There are no courses on how best to prepare yourself for a car crash in the event that you don’t have your seatbelt on for one simple reason: cars have seatbelts, and we should wear them. Regardless of how much more fun it might be to drive down the freeway without a seatbelt on, it’s stupid. The government knows it and so they made it illegal to drive without your seatbelt on, for our own good. 92% of people know how to swing on a playground swing. 10% of people know how to brace themselves for a car crash if they aren’t wearing their seatbelt.

At the root of the HIV epidemic is a problem of attitude, not one of sanitation. Condoms (the only meaning I can gather from the reasonably-sounding “HIV protection”) are effective around 90% of the time if they’re used correctly. Abstinence (a word more dangerous than any expletive) is of course 100% effective. But 90% is pretty good, right? Suppose an individual uses a new condom every time he or she has sex, and has sex 20 times during a year. With a 90% success rate each time, there is about 12% chance that the condoms works every time, if used correctly. It’s playing with matches at a gas station. The stakes are high and we only have to lose the bet once.

Now, I’m not claiming that those who have sex carelessly deserve AIDS. I’m not even saying that we should revert to the much-criticized abstinence-only sex education programs.

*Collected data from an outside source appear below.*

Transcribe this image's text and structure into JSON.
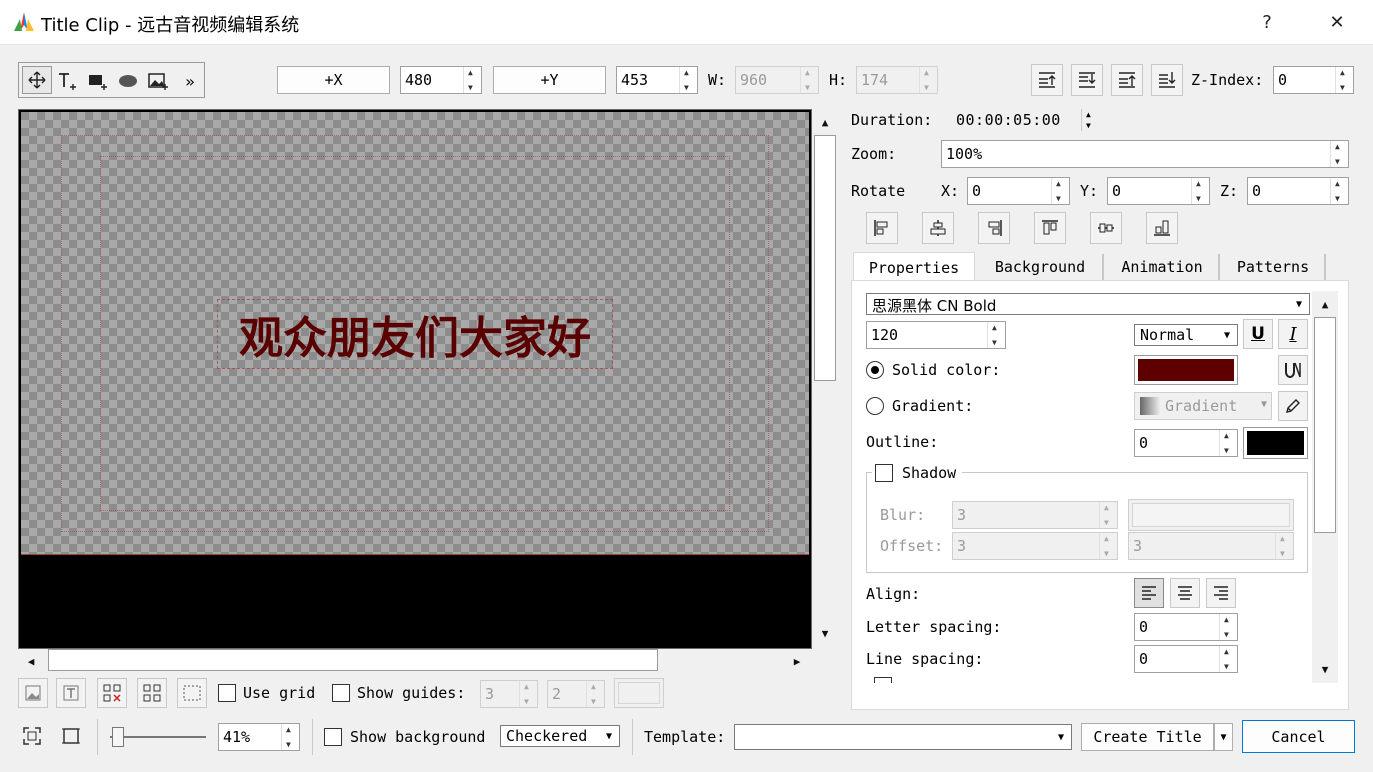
{
  "window": {
    "title": "Title Clip - 远古音视频编辑系统",
    "help": "?",
    "close": "✕"
  },
  "toolbar": {
    "more": "»",
    "x_button": "+X",
    "x_value": "480",
    "y_button": "+Y",
    "y_value": "453",
    "w_label": "W:",
    "w_value": "960",
    "h_label": "H:",
    "h_value": "174",
    "zindex_label": "Z-Index:",
    "zindex_value": "0"
  },
  "canvas": {
    "text": "观众朋友们大家好"
  },
  "props": {
    "duration_label": "Duration:",
    "duration_value": "00:00:05:00",
    "zoom_label": "Zoom:",
    "zoom_value": "100%",
    "rotate_label": "Rotate",
    "rx_label": "X:",
    "rx_value": "0",
    "ry_label": "Y:",
    "ry_value": "0",
    "rz_label": "Z:",
    "rz_value": "0"
  },
  "tabs": [
    "Properties",
    "Background",
    "Animation",
    "Patterns"
  ],
  "text_props": {
    "font": "思源黑体 CN Bold",
    "size": "120",
    "weight": "Normal",
    "underline": "U",
    "italic": "I",
    "solid_label": "Solid color:",
    "solid_color": "#5e0000",
    "gradient_label": "Gradient:",
    "gradient_value": "Gradient",
    "outline_label": "Outline:",
    "outline_value": "0",
    "outline_color": "#000000",
    "shadow_label": "Shadow",
    "blur_label": "Blur:",
    "blur_value": "3",
    "offset_label": "Offset:",
    "offset_x": "3",
    "offset_y": "3",
    "align_label": "Align:",
    "letter_label": "Letter spacing:",
    "letter_value": "0",
    "line_label": "Line spacing:",
    "line_value": "0"
  },
  "bottom": {
    "use_grid": "Use grid",
    "show_guides": "Show guides:",
    "guide_a": "3",
    "guide_b": "2",
    "zoom_value": "41%",
    "show_bg": "Show background",
    "bg_mode": "Checkered",
    "template_label": "Template:",
    "template_value": "",
    "create_title": "Create Title",
    "cancel": "Cancel"
  }
}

But if we do care about our youth, our adults, in the United States, in Africa, male, female, heterosexual and homosexual, HIV can’t be portrayed as an acceptable risk that can be lowered enough to take lightly. On this basis the argument for only having sex in a committed relationship is fairly clear. Of course, “committed relationships” are often as fragile as we hoped they wouldn’t be—I’ll testify to that one first hand. Then the only fully safe place for sex is between two people who have never had sex with anyone else. And we got there without talking about morality.

For the few of you who have disagreed with most of what I’ve said so far, but for some reason are still reading: sex isn’t an appetite or a basic need. We don’t repress some part of us by holding ourselves to a standard that isn’t as convenient in today’s world. It isn’t “just physical” and it’s not necessary to have fun in college.

Wear your seatbelt. It’s pretty simple, and you will end up gaining more than you could lose.